Unusually scattered bullet points:

  • We have to begin with Aaron Harang. Harang's ERA and FIP this morning stood at 8.58 and 5.57, respectively. They're now 6.51 and 4.70. Remove the obscene 17.0% HR/FB rate, almost double a career rate mostly spent at Great America Ballpark, and you have a pretty somewhat acceptable pitcher on your hands. Keep telling yourself that, over and over. Save it for the dark times.

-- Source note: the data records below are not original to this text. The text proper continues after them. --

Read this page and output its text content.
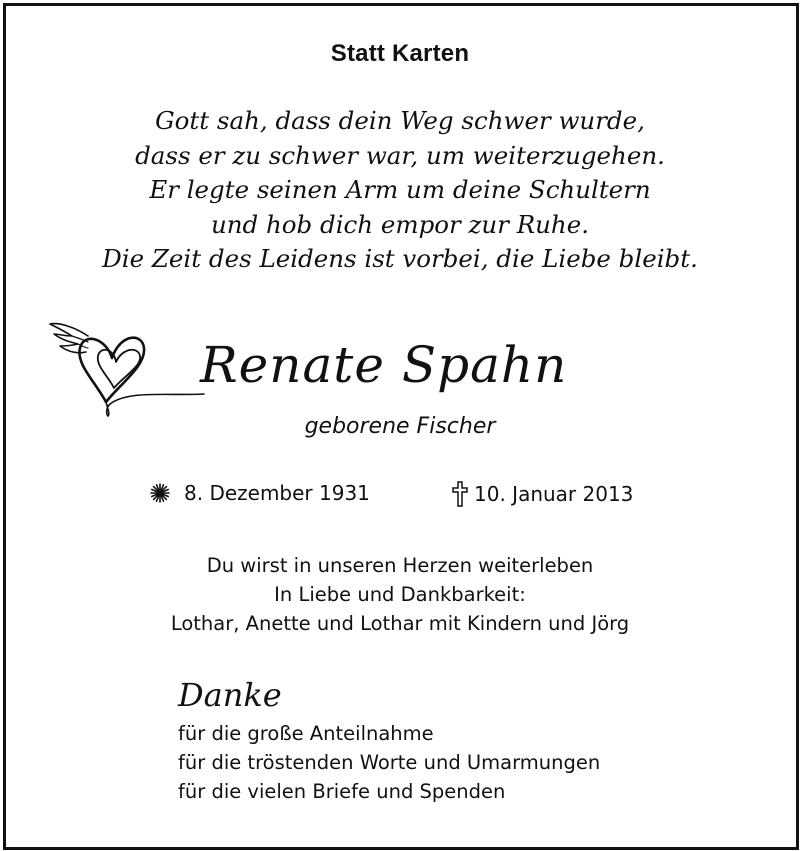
Statt Karten
Gott sah, dass dein Weg schwer wurde,
dass er zu schwer war, um weiterzugehen.
Er legte seinen Arm um deine Schultern
und hob dich empor zur Ruhe.
Die Zeit des Leidens ist vorbei, die Liebe bleibt.
Renate Spahn
geborene Fischer
8. Dezember 1931	10. Januar 2013
Du wirst in unseren Herzen weiterleben
In Liebe und Dankbarkeit:
Lothar, Anette und Lothar mit Kindern und Jörg
Danke
für die große Anteilnahme
für die tröstenden Worte und Umarmungen
für die vielen Briefe und Spenden
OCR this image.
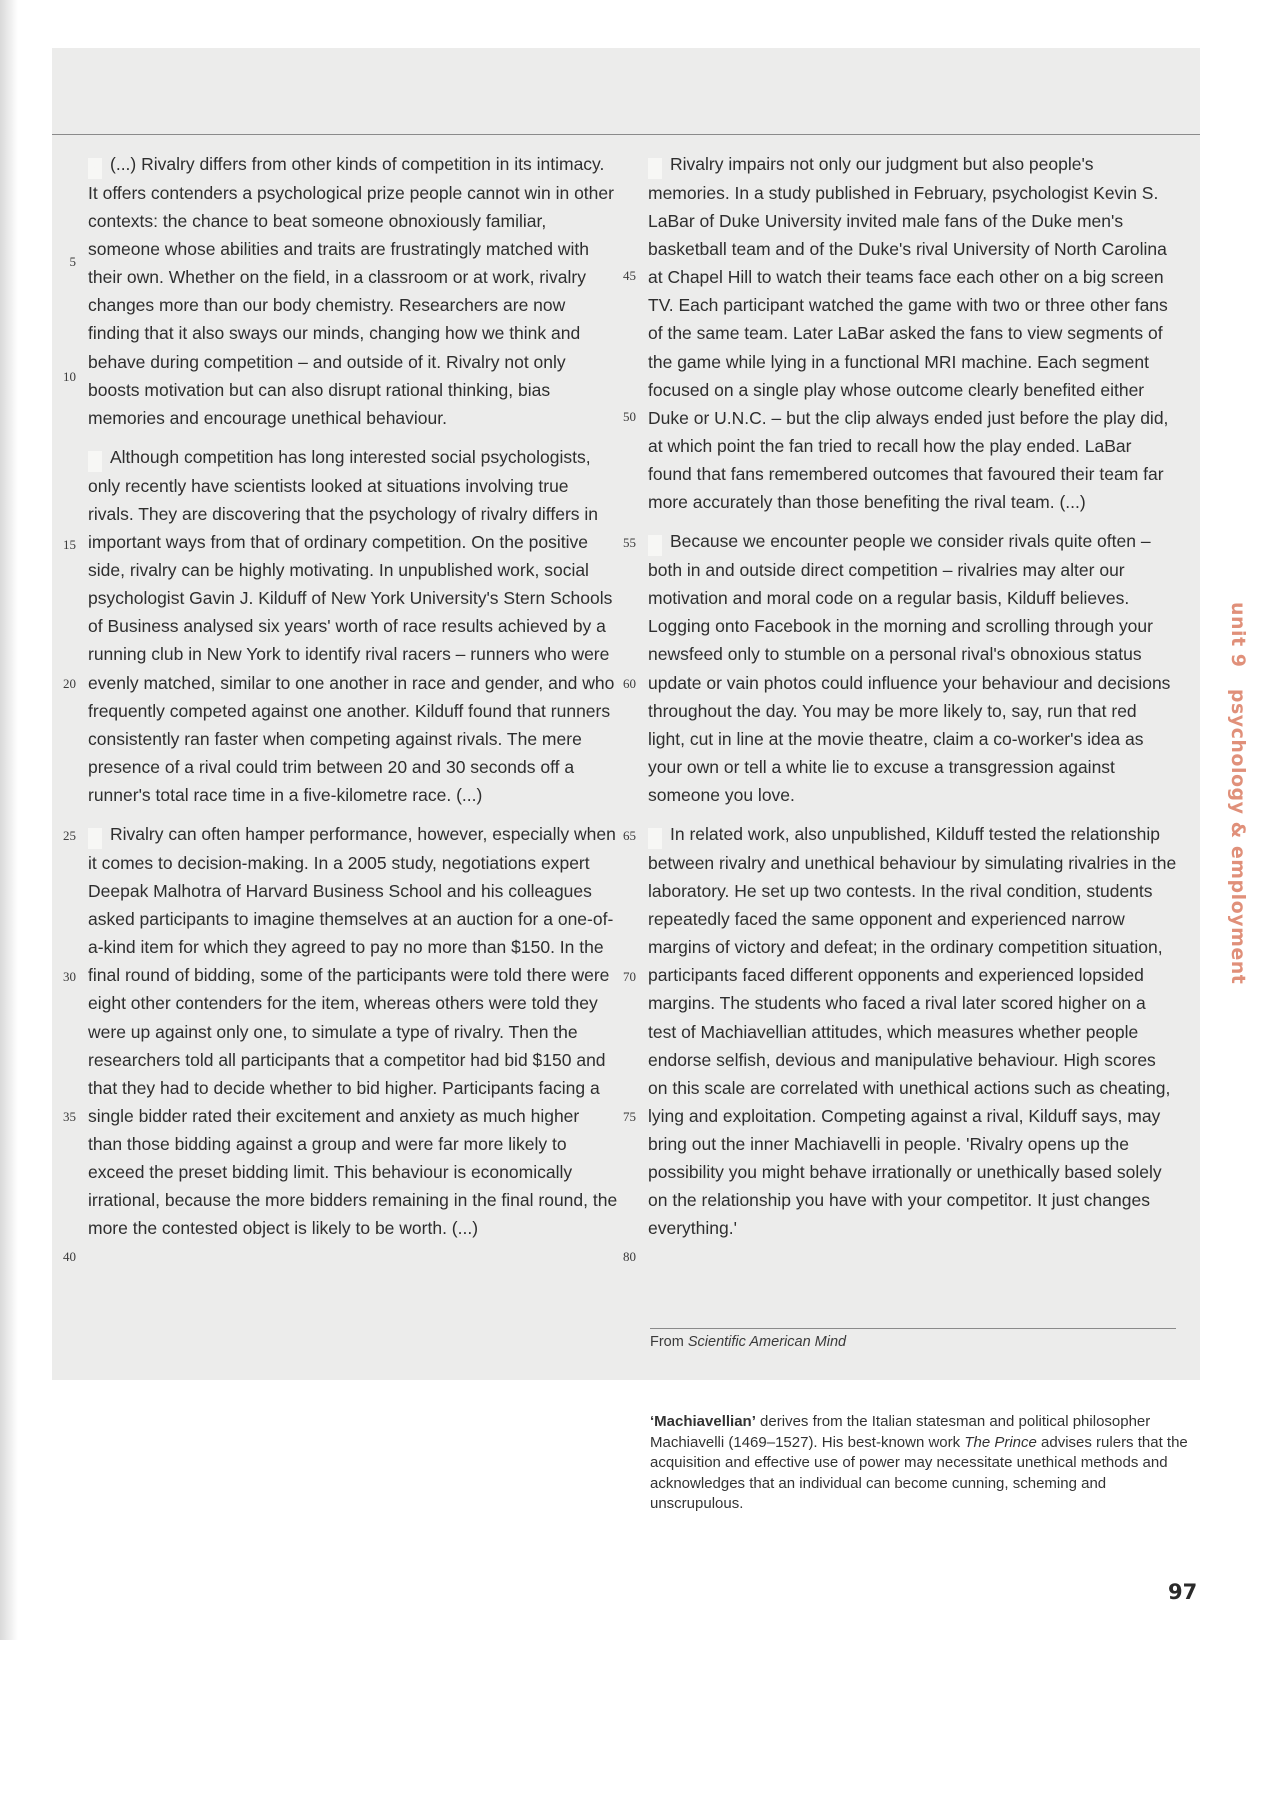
A (...) Rivalry differs from other kinds of competition in its intimacy. It offers contenders a psychological prize people cannot win in other contexts: the chance to beat someone obnoxiously familiar, someone whose abilities and traits are frustratingly matched with their own. Whether on the field, in a classroom or at work, rivalry changes more than our body chemistry. Researchers are now finding that it also sways our minds, changing how we think and behave during competition – and outside of it. Rivalry not only boosts motivation but can also disrupt rational thinking, bias memories and encourage unethical behaviour.
5
10

B Although competition has long interested social psychologists, only recently have scientists looked at situations involving true rivals. They are discovering that the psychology of rivalry differs in important ways from that of ordinary competition. On the positive side, rivalry can be highly motivating. In unpublished work, social psychologist Gavin J. Kilduff of New York University's Stern Schools of Business analysed six years' worth of race results achieved by a running club in New York to identify rival racers – runners who were evenly matched, similar to one another in race and gender, and who frequently competed against one another. Kilduff found that runners consistently ran faster when competing against rivals. The mere presence of a rival could trim between 20 and 30 seconds off a runner's total race time in a five-kilometre race. (...)
15
20

C Rivalry can often hamper performance, however, especially when it comes to decision-making. In a 2005 study, negotiations expert Deepak Malhotra of Harvard Business School and his colleagues asked participants to imagine themselves at an auction for a one-of-a-kind item for which they agreed to pay no more than $150. In the final round of bidding, some of the participants were told there were eight other contenders for the item, whereas others were told they were up against only one, to simulate a type of rivalry. Then the researchers told all participants that a competitor had bid $150 and that they had to decide whether to bid higher. Participants facing a single bidder rated their excitement and anxiety as much higher than those bidding against a group and were far more likely to exceed the preset bidding limit. This behaviour is economically irrational, because the more bidders remaining in the final round, the more the contested object is likely to be worth. (...)
25
30
35
40

D Rivalry impairs not only our judgment but also people's memories. In a study published in February, psychologist Kevin S. LaBar of Duke University invited male fans of the Duke men's basketball team and of the Duke's rival University of North Carolina at Chapel Hill to watch their teams face each other on a big screen TV. Each participant watched the game with two or three other fans of the same team. Later LaBar asked the fans to view segments of the game while lying in a functional MRI machine. Each segment focused on a single play whose outcome clearly benefited either Duke or U.N.C. – but the clip always ended just before the play did, at which point the fan tried to recall how the play ended. LaBar found that fans remembered outcomes that favoured their team far more accurately than those benefiting the rival team. (...)
45
50

E Because we encounter people we consider rivals quite often – both in and outside direct competition – rivalries may alter our motivation and moral code on a regular basis, Kilduff believes. Logging onto Facebook in the morning and scrolling through your newsfeed only to stumble on a personal rival's obnoxious status update or vain photos could influence your behaviour and decisions throughout the day. You may be more likely to, say, run that red light, cut in line at the movie theatre, claim a co-worker's idea as your own or tell a white lie to excuse a transgression against someone you love.
55
60

F In related work, also unpublished, Kilduff tested the relationship between rivalry and unethical behaviour by simulating rivalries in the laboratory. He set up two contests. In the rival condition, students repeatedly faced the same opponent and experienced narrow margins of victory and defeat; in the ordinary competition situation, participants faced different opponents and experienced lopsided margins. The students who faced a rival later scored higher on a test of Machiavellian attitudes, which measures whether people endorse selfish, devious and manipulative behaviour. High scores on this scale are correlated with unethical actions such as cheating, lying and exploitation. Competing against a rival, Kilduff says, may bring out the inner Machiavelli in people. 'Rivalry opens up the possibility you might behave irrationally or unethically based solely on the relationship you have with your competitor. It just changes everything.'
65
70
75
80

From Scientific American Mind
unit 9   psychology & employment
‘Machiavellian’ derives from the Italian statesman and political philosopher Machiavelli (1469–1527). His best-known work The Prince advises rulers that the acquisition and effective use of power may necessitate unethical methods and acknowledges that an individual can become cunning, scheming and unscrupulous.
97
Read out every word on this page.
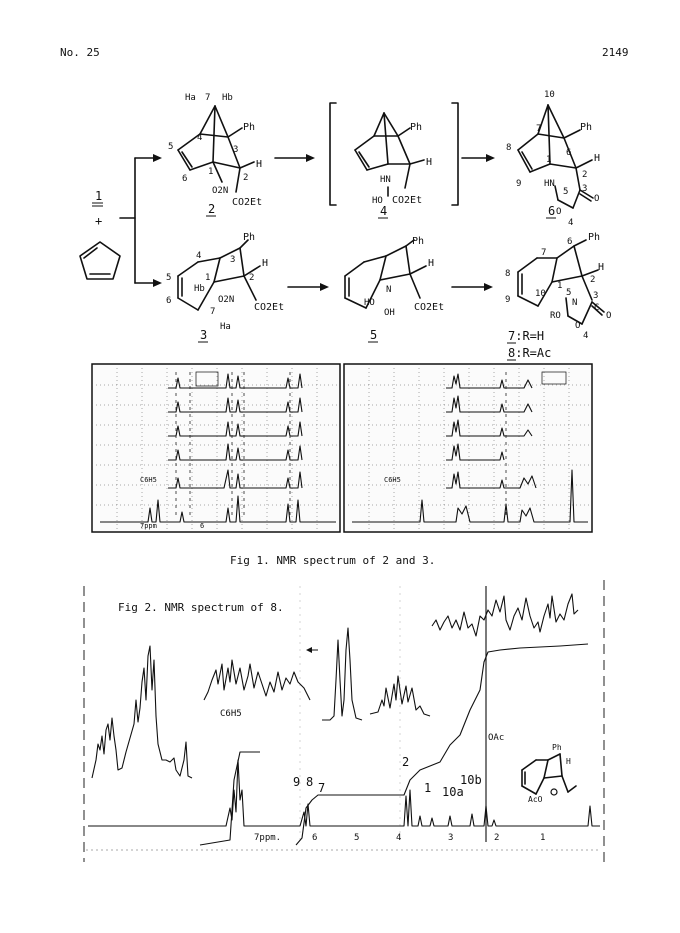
No. 25	2149
1
+
Ha 7 Hb
4
5
6
1
O2N
3
Ph
H
2
CO2Et
2
Ph
H
HN
HO CO2Et
4
10
7	Ph
8
1
6 H
2
9	HN
5 3
O
O
4
6
4
Ph
3	H
2
5
6
1
Hb
O2N
7
Ha
CO2Et
3
Ph
H
N
HO
OH CO2Et
5
7
6 Ph
8
H
2
10
1
5
N
RO
3
9
C
O
O
4
7:R=H
8:R=Ac
C6H5
7ppm	6
C6H5
Fig 1. NMR spectrum of 2 and 3.
Fig 2. NMR spectrum of 8.
C6H5
9 8 7
2
1 10a
10b
OAc
7ppm.	6	5	4	3	2	1
Ph
H
AcO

  • While on the topic, I'd estimate that at least 80% of the dissatisfaction directed toward Mr. Harang is the resposisibility of that wretched strip of hair beneath his lips. The reason he allows it to lay there, affixed as if by carpenter glue, is because his chin and neck have actually merged like some hellish facial version of Czechoslovakia.
  • Jason Bay, at 0.7 WAR, has matched the 0.7 WAR he accumulated in all three seasons as a New York Met. That has nothing to do with today, but it's fun to type.
  • Jason Bay is so Canadian that instead of a bat flip, he simply sets the bat down on the ground gently.
  • Bay2
  • The Mariners have six lead-off home runs in 2013, over the span of 49 games, with Jason Bay providing the accomplishment today. The team had five in all of 2012.
  • The Mariners have a batter above the .300 mark, as Kendrys Morales used three hits to move himself up to .301/.375/.484 on the season.
  • Endy Chavez is also batting over .300, and also making catches like the one below. Both those facts really point to the capriciousness of fate.
  • Chavez
  • When people ask the Padres about the 9-0 game tonight at home, they're going to look downward and away, pause for a moment, and grumble, "Forfeit." Each and every one of them.

Now go, reader. I discharge you from your service of Mariner fandom for the rest of the day. Go buy your groceries, sweep your floors, update your podcasts on your mp3 player. The Mariners are fine for at least the rest of the day.